Like many other aid programs in Afghanistan, the stabilization programs suffered from basic problems. Many current and former aid officials and contractors had examples of those problems, but agreed to describe them only if they could remain anonymous because they were not authorized to speak about them.
For instance, several said, U.S.A.I.D. officials, who could not visit the project sites for security reasons, sometimes did not know whether the projects had even been completed.
“U.S.A.I.D. came to us and said, ‘We can’t find our projects,’” said one person involved with the study evaluating the two stabilization programs. “And they asked us to help find them. We realized that there was a lot of ghosting in the data. We would go through the data they would give us on the location of a project and try to find where there really was a project, whether it was in a nearby village. And sometimes we couldn’t find anything.”
Another American official who was involved with the evaluation of the aid agency’s programs said, “Oversight is really tough when you can’t get out to the project sites.”
The official added: “The money is going out, but it’s hard to track. A lot of projects got captured by Afghans who steered aid to where they wanted it to go, to their villages.”
Management of the stabilization programs has sometimes been so loose, said one former official at the aid agency, that local Taliban leaders have been able to submit requests, through local Afghan intermediaries, for American aid projects for Taliban-controlled villages, and have had their requests approved.
In order to reduce the waste and corruption that had tainted previous Afghan aid programs, the agency funded the stabilization projects directly, without going through the Afghan government. Some Afghan government officials were angry that they were cut out, and they sometimes forced delays in the projects, according to several current and former United States officials and Afghans who were involved in the program.
“The Afghan government did not want this program,” another official said. “They would often not cooperate with us in getting basic services for villagers.”
But even the critics acknowledge that when the U.S.A.I.D.-funded projects were concentrated in the same place, they had some success, current and former officials said. “I do believe that we were able to accomplish some degree of stabilization in certain areas where we took a clustered approach, and where we had a sustained presence,” said W. Douglas Smith, a former official with the agency in Afghanistan.
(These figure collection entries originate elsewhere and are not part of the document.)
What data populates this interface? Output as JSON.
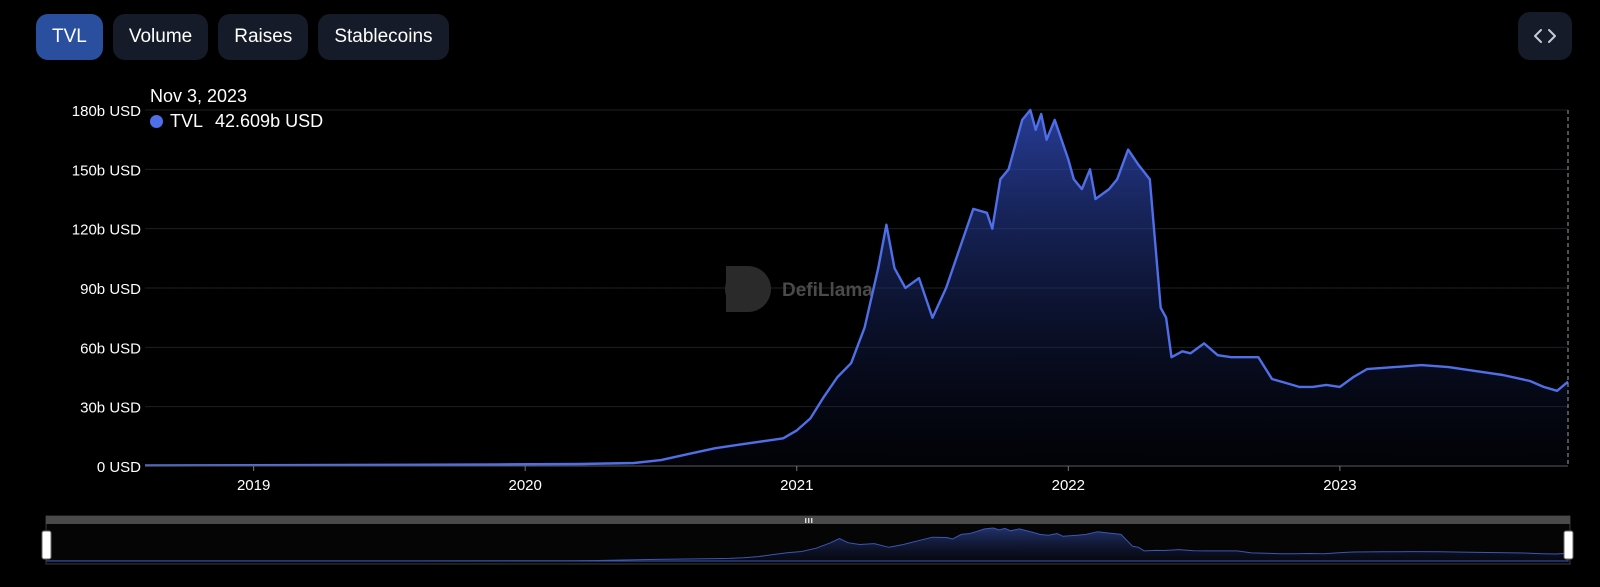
{
  "tabs": [
    {
      "label": "TVL",
      "active": true
    },
    {
      "label": "Volume",
      "active": false
    },
    {
      "label": "Raises",
      "active": false
    },
    {
      "label": "Stablecoins",
      "active": false
    }
  ],
  "embed_icon": "code-icon",
  "tooltip": {
    "date": "Nov 3, 2023",
    "series_label": "TVL",
    "value": "42.609b USD"
  },
  "watermark": "DefiLlama",
  "colors": {
    "line": "#4f6fe8",
    "active_tab": "#2a4f9f",
    "button": "#151b28"
  },
  "chart_data": {
    "type": "area",
    "ytick_labels": [
      "0 USD",
      "30b USD",
      "60b USD",
      "90b USD",
      "120b USD",
      "150b USD",
      "180b USD"
    ],
    "yticks": [
      0,
      30,
      60,
      90,
      120,
      150,
      180
    ],
    "ylim": [
      0,
      180
    ],
    "xtick_labels": [
      "2019",
      "2020",
      "2021",
      "2022",
      "2023"
    ],
    "xticks": [
      2019,
      2020,
      2021,
      2022,
      2023
    ],
    "xlim": [
      2018.6,
      2023.84
    ],
    "grid": true,
    "series": [
      {
        "name": "TVL",
        "x": [
          2018.6,
          2019.0,
          2019.5,
          2019.9,
          2020.2,
          2020.4,
          2020.5,
          2020.6,
          2020.7,
          2020.8,
          2020.9,
          2020.95,
          2021.0,
          2021.05,
          2021.1,
          2021.15,
          2021.2,
          2021.25,
          2021.3,
          2021.33,
          2021.36,
          2021.4,
          2021.45,
          2021.5,
          2021.55,
          2021.6,
          2021.65,
          2021.7,
          2021.72,
          2021.75,
          2021.78,
          2021.8,
          2021.83,
          2021.86,
          2021.88,
          2021.9,
          2021.92,
          2021.95,
          2022.0,
          2022.02,
          2022.05,
          2022.08,
          2022.1,
          2022.15,
          2022.18,
          2022.22,
          2022.26,
          2022.3,
          2022.34,
          2022.36,
          2022.38,
          2022.42,
          2022.45,
          2022.5,
          2022.55,
          2022.6,
          2022.7,
          2022.75,
          2022.8,
          2022.85,
          2022.9,
          2022.95,
          2023.0,
          2023.05,
          2023.1,
          2023.2,
          2023.3,
          2023.4,
          2023.5,
          2023.6,
          2023.7,
          2023.75,
          2023.8,
          2023.84
        ],
        "values": [
          0.3,
          0.4,
          0.6,
          0.8,
          1.0,
          1.5,
          3,
          6,
          9,
          11,
          13,
          14,
          18,
          24,
          35,
          45,
          52,
          70,
          100,
          122,
          100,
          90,
          95,
          75,
          90,
          110,
          130,
          128,
          120,
          145,
          150,
          160,
          175,
          180,
          170,
          178,
          165,
          175,
          155,
          145,
          140,
          150,
          135,
          140,
          145,
          160,
          152,
          145,
          80,
          75,
          55,
          58,
          57,
          62,
          56,
          55,
          55,
          44,
          42,
          40,
          40,
          41,
          40,
          45,
          49,
          50,
          51,
          50,
          48,
          46,
          43,
          40,
          38,
          42.6
        ]
      }
    ]
  }
}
More often, however, the stabilization projects have been thinly scattered among villages still contested by the Taliban. Development projects should be concentrated in relatively secure areas where they can gain permanence and solidify support for the government over the long term, critics charge.
“We got confused,” said Andrew Wilder, an analyst at the United States Institute for Peace, who has conducted studies of the effectiveness of reconstruction projects in Afghanistan. “We fooled ourselves into thinking that money could stabilize the situation, rather than create instability.”
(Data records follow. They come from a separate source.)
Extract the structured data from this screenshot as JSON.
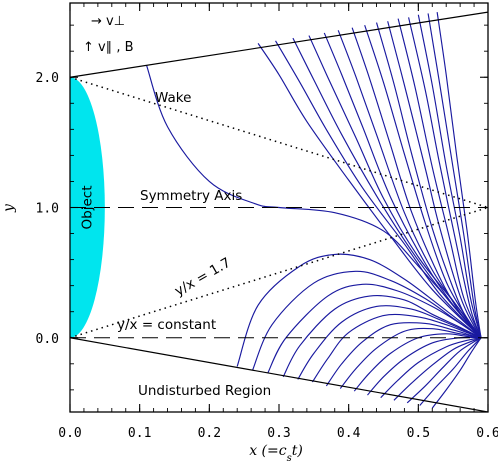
{
  "chart_data": {
    "type": "line",
    "xlabel": "x (=c_s t)",
    "ylabel": "y",
    "xlim": [
      0.0,
      0.6
    ],
    "ylim": [
      -0.57,
      2.57
    ],
    "x_ticks": [
      0.0,
      0.1,
      0.2,
      0.3,
      0.4,
      0.5,
      0.6
    ],
    "x_tick_labels": [
      "0.0",
      "0.1",
      "0.2",
      "0.3",
      "0.4",
      "0.5",
      "0.6"
    ],
    "y_ticks": [
      0.0,
      1.0,
      2.0
    ],
    "y_tick_labels": [
      "0.0",
      "1.0",
      "2.0"
    ],
    "grid": false,
    "legend": {
      "placement": "top-left",
      "line1": "→ v⊥",
      "line2": "↑ v∥ , B"
    },
    "object": {
      "label": "Object",
      "color": "#00e5ee",
      "y_range": [
        0.0,
        2.0
      ],
      "max_width_x": 0.05
    },
    "boundaries": [
      {
        "name": "upper-boundary",
        "style": "solid",
        "from": [
          0.0,
          2.0
        ],
        "to": [
          0.6,
          2.5
        ]
      },
      {
        "name": "lower-boundary",
        "style": "solid",
        "from": [
          0.0,
          0.0
        ],
        "to": [
          0.6,
          -0.57
        ]
      }
    ],
    "reference_lines": [
      {
        "name": "symmetry-axis",
        "style": "dashed",
        "from": [
          0.0,
          1.0
        ],
        "to": [
          0.6,
          1.0
        ]
      },
      {
        "name": "constant-ratio-line",
        "style": "dashed",
        "from": [
          0.0,
          0.0
        ],
        "to": [
          0.6,
          0.0
        ]
      },
      {
        "name": "wake-upper-line",
        "style": "dotted",
        "from": [
          0.0,
          2.0
        ],
        "to": [
          0.6,
          1.0
        ]
      },
      {
        "name": "ratio-1.7-line",
        "style": "dotted",
        "from": [
          0.0,
          0.0
        ],
        "to": [
          0.6,
          1.0
        ]
      }
    ],
    "annotations": [
      {
        "name": "wake-label",
        "text": "Wake"
      },
      {
        "name": "symmetry-axis-label",
        "text": "Symmetry Axis"
      },
      {
        "name": "ratio-1.7-label",
        "text": "y/x = 1.7"
      },
      {
        "name": "constant-ratio-label",
        "text": "y/x = constant"
      },
      {
        "name": "undisturbed-label",
        "text": "Undisturbed Region"
      }
    ],
    "line_color": "#1a1aa0",
    "convergence_point": [
      0.59,
      0.0
    ],
    "field_lines": [
      [
        [
          0.11,
          2.09
        ],
        [
          0.14,
          1.62
        ],
        [
          0.2,
          1.2
        ],
        [
          0.265,
          1.03
        ],
        [
          0.3,
          1.0
        ],
        [
          0.38,
          0.96
        ],
        [
          0.45,
          0.82
        ],
        [
          0.5,
          0.55
        ],
        [
          0.55,
          0.25
        ],
        [
          0.59,
          0.0
        ]
      ],
      [
        [
          0.24,
          -0.22
        ],
        [
          0.27,
          0.25
        ],
        [
          0.33,
          0.55
        ],
        [
          0.38,
          0.64
        ],
        [
          0.43,
          0.6
        ],
        [
          0.48,
          0.45
        ],
        [
          0.53,
          0.25
        ],
        [
          0.59,
          0.0
        ]
      ],
      [
        [
          0.262,
          -0.25
        ],
        [
          0.29,
          0.1
        ],
        [
          0.35,
          0.42
        ],
        [
          0.41,
          0.51
        ],
        [
          0.46,
          0.44
        ],
        [
          0.51,
          0.3
        ],
        [
          0.55,
          0.15
        ],
        [
          0.59,
          0.0
        ]
      ],
      [
        [
          0.284,
          -0.27
        ],
        [
          0.31,
          0.0
        ],
        [
          0.37,
          0.32
        ],
        [
          0.42,
          0.41
        ],
        [
          0.47,
          0.36
        ],
        [
          0.52,
          0.24
        ],
        [
          0.56,
          0.11
        ],
        [
          0.59,
          0.0
        ]
      ],
      [
        [
          0.306,
          -0.3
        ],
        [
          0.33,
          -0.06
        ],
        [
          0.38,
          0.22
        ],
        [
          0.43,
          0.32
        ],
        [
          0.48,
          0.29
        ],
        [
          0.52,
          0.18
        ],
        [
          0.56,
          0.08
        ],
        [
          0.59,
          0.0
        ]
      ],
      [
        [
          0.327,
          -0.32
        ],
        [
          0.35,
          -0.12
        ],
        [
          0.39,
          0.12
        ],
        [
          0.44,
          0.24
        ],
        [
          0.49,
          0.22
        ],
        [
          0.53,
          0.14
        ],
        [
          0.565,
          0.06
        ],
        [
          0.59,
          0.0
        ]
      ],
      [
        [
          0.348,
          -0.34
        ],
        [
          0.37,
          -0.16
        ],
        [
          0.4,
          0.04
        ],
        [
          0.45,
          0.17
        ],
        [
          0.5,
          0.16
        ],
        [
          0.54,
          0.1
        ],
        [
          0.57,
          0.04
        ],
        [
          0.59,
          0.0
        ]
      ],
      [
        [
          0.368,
          -0.37
        ],
        [
          0.39,
          -0.2
        ],
        [
          0.42,
          -0.03
        ],
        [
          0.46,
          0.1
        ],
        [
          0.51,
          0.11
        ],
        [
          0.55,
          0.06
        ],
        [
          0.575,
          0.02
        ],
        [
          0.59,
          0.0
        ]
      ],
      [
        [
          0.388,
          -0.39
        ],
        [
          0.41,
          -0.24
        ],
        [
          0.44,
          -0.08
        ],
        [
          0.48,
          0.05
        ],
        [
          0.52,
          0.07
        ],
        [
          0.56,
          0.03
        ],
        [
          0.59,
          0.0
        ]
      ],
      [
        [
          0.408,
          -0.41
        ],
        [
          0.43,
          -0.27
        ],
        [
          0.46,
          -0.12
        ],
        [
          0.5,
          0.0
        ],
        [
          0.54,
          0.03
        ],
        [
          0.57,
          0.01
        ],
        [
          0.59,
          0.0
        ]
      ],
      [
        [
          0.427,
          -0.44
        ],
        [
          0.45,
          -0.3
        ],
        [
          0.48,
          -0.16
        ],
        [
          0.52,
          -0.04
        ],
        [
          0.56,
          0.0
        ],
        [
          0.59,
          0.0
        ]
      ],
      [
        [
          0.446,
          -0.46
        ],
        [
          0.47,
          -0.33
        ],
        [
          0.5,
          -0.19
        ],
        [
          0.54,
          -0.07
        ],
        [
          0.57,
          -0.02
        ],
        [
          0.59,
          0.0
        ]
      ],
      [
        [
          0.465,
          -0.48
        ],
        [
          0.49,
          -0.35
        ],
        [
          0.52,
          -0.21
        ],
        [
          0.55,
          -0.09
        ],
        [
          0.575,
          -0.03
        ],
        [
          0.59,
          0.0
        ]
      ],
      [
        [
          0.484,
          -0.5
        ],
        [
          0.51,
          -0.37
        ],
        [
          0.535,
          -0.23
        ],
        [
          0.56,
          -0.1
        ],
        [
          0.59,
          0.0
        ]
      ],
      [
        [
          0.502,
          -0.52
        ],
        [
          0.525,
          -0.38
        ],
        [
          0.55,
          -0.24
        ],
        [
          0.57,
          -0.11
        ],
        [
          0.59,
          0.0
        ]
      ],
      [
        [
          0.52,
          -0.54
        ],
        [
          0.54,
          -0.4
        ],
        [
          0.56,
          -0.25
        ],
        [
          0.575,
          -0.12
        ],
        [
          0.59,
          0.0
        ]
      ],
      [
        [
          0.27,
          2.26
        ],
        [
          0.3,
          2.02
        ],
        [
          0.34,
          1.66
        ],
        [
          0.4,
          1.21
        ],
        [
          0.46,
          0.78
        ],
        [
          0.52,
          0.37
        ],
        [
          0.59,
          0.0
        ]
      ],
      [
        [
          0.295,
          2.28
        ],
        [
          0.33,
          1.96
        ],
        [
          0.37,
          1.58
        ],
        [
          0.42,
          1.15
        ],
        [
          0.48,
          0.72
        ],
        [
          0.53,
          0.34
        ],
        [
          0.59,
          0.0
        ]
      ],
      [
        [
          0.32,
          2.3
        ],
        [
          0.35,
          1.98
        ],
        [
          0.39,
          1.56
        ],
        [
          0.44,
          1.09
        ],
        [
          0.49,
          0.67
        ],
        [
          0.54,
          0.31
        ],
        [
          0.59,
          0.0
        ]
      ],
      [
        [
          0.343,
          2.32
        ],
        [
          0.37,
          2.0
        ],
        [
          0.41,
          1.54
        ],
        [
          0.45,
          1.07
        ],
        [
          0.5,
          0.62
        ],
        [
          0.55,
          0.28
        ],
        [
          0.59,
          0.0
        ]
      ],
      [
        [
          0.365,
          2.34
        ],
        [
          0.39,
          2.02
        ],
        [
          0.42,
          1.62
        ],
        [
          0.46,
          1.08
        ],
        [
          0.51,
          0.57
        ],
        [
          0.55,
          0.25
        ],
        [
          0.59,
          0.0
        ]
      ],
      [
        [
          0.385,
          2.36
        ],
        [
          0.41,
          2.01
        ],
        [
          0.44,
          1.56
        ],
        [
          0.48,
          0.96
        ],
        [
          0.52,
          0.52
        ],
        [
          0.56,
          0.21
        ],
        [
          0.59,
          0.0
        ]
      ],
      [
        [
          0.405,
          2.38
        ],
        [
          0.43,
          1.99
        ],
        [
          0.46,
          1.48
        ],
        [
          0.49,
          0.97
        ],
        [
          0.53,
          0.47
        ],
        [
          0.56,
          0.19
        ],
        [
          0.59,
          0.0
        ]
      ],
      [
        [
          0.423,
          2.4
        ],
        [
          0.45,
          1.96
        ],
        [
          0.48,
          1.41
        ],
        [
          0.51,
          0.88
        ],
        [
          0.54,
          0.43
        ],
        [
          0.57,
          0.15
        ],
        [
          0.59,
          0.0
        ]
      ],
      [
        [
          0.44,
          2.42
        ],
        [
          0.465,
          1.95
        ],
        [
          0.49,
          1.42
        ],
        [
          0.52,
          0.84
        ],
        [
          0.55,
          0.38
        ],
        [
          0.57,
          0.14
        ],
        [
          0.59,
          0.0
        ]
      ],
      [
        [
          0.456,
          2.43
        ],
        [
          0.48,
          1.94
        ],
        [
          0.51,
          1.3
        ],
        [
          0.53,
          0.86
        ],
        [
          0.56,
          0.32
        ],
        [
          0.58,
          0.09
        ],
        [
          0.59,
          0.0
        ]
      ],
      [
        [
          0.471,
          2.45
        ],
        [
          0.495,
          1.93
        ],
        [
          0.52,
          1.31
        ],
        [
          0.545,
          0.76
        ],
        [
          0.565,
          0.31
        ],
        [
          0.59,
          0.0
        ]
      ],
      [
        [
          0.486,
          2.46
        ],
        [
          0.51,
          1.9
        ],
        [
          0.53,
          1.35
        ],
        [
          0.555,
          0.71
        ],
        [
          0.575,
          0.22
        ],
        [
          0.59,
          0.0
        ]
      ],
      [
        [
          0.5,
          2.48
        ],
        [
          0.52,
          1.94
        ],
        [
          0.54,
          1.32
        ],
        [
          0.56,
          0.77
        ],
        [
          0.575,
          0.3
        ],
        [
          0.59,
          0.0
        ]
      ],
      [
        [
          0.514,
          2.49
        ],
        [
          0.53,
          1.97
        ],
        [
          0.55,
          1.3
        ],
        [
          0.565,
          0.8
        ],
        [
          0.58,
          0.25
        ],
        [
          0.59,
          0.0
        ]
      ],
      [
        [
          0.527,
          2.5
        ],
        [
          0.54,
          2.02
        ],
        [
          0.555,
          1.4
        ],
        [
          0.57,
          0.82
        ],
        [
          0.582,
          0.28
        ],
        [
          0.59,
          0.0
        ]
      ]
    ]
  }
}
“Trying to redirect a lot of development assistance to achieve security objectives instead of development objectives was a major cause of waste,” Mr. Wilder added.
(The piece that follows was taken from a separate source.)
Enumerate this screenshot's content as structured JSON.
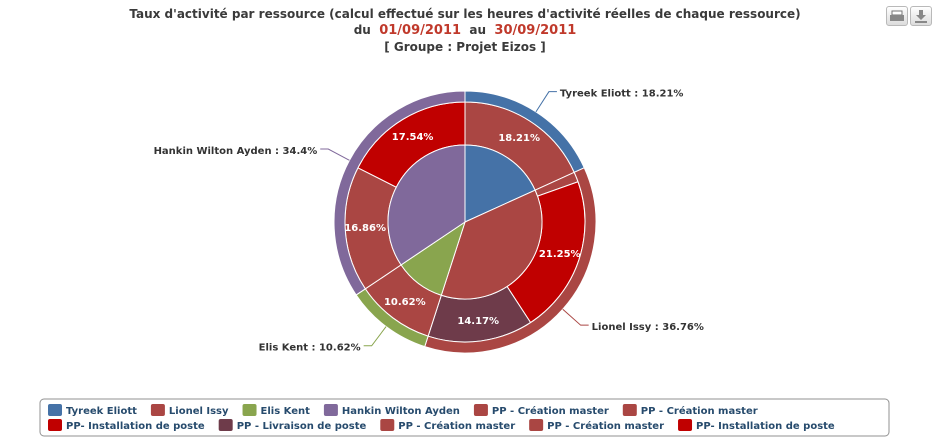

Far from providing security, stabilization aid projects in villages that were not under Taliban control often led to increased violence from the Taliban, the study found.
In the face of the internal evaluation and a chorus of outside criticism, the future of the stabilization aid program is in doubt. Even as top administration officials continue to publicly defend it, the aid agency, according to sources who did not want to be identified, plans on redirecting funds to development projects in more secure areas of Afghanistan.
“U.S.A.I.D. has gradually shifted away from a focus on stabilization towards long-term capacity building,” said Ben Edwards, a spokesman for the agency. “Throughout the course of U.S.A.I.D.’s stabilization programs in Afghanistan,” he added, “we monitored our programs regularly and conducted midterm evaluations which led to changes in programming and improved our impact.”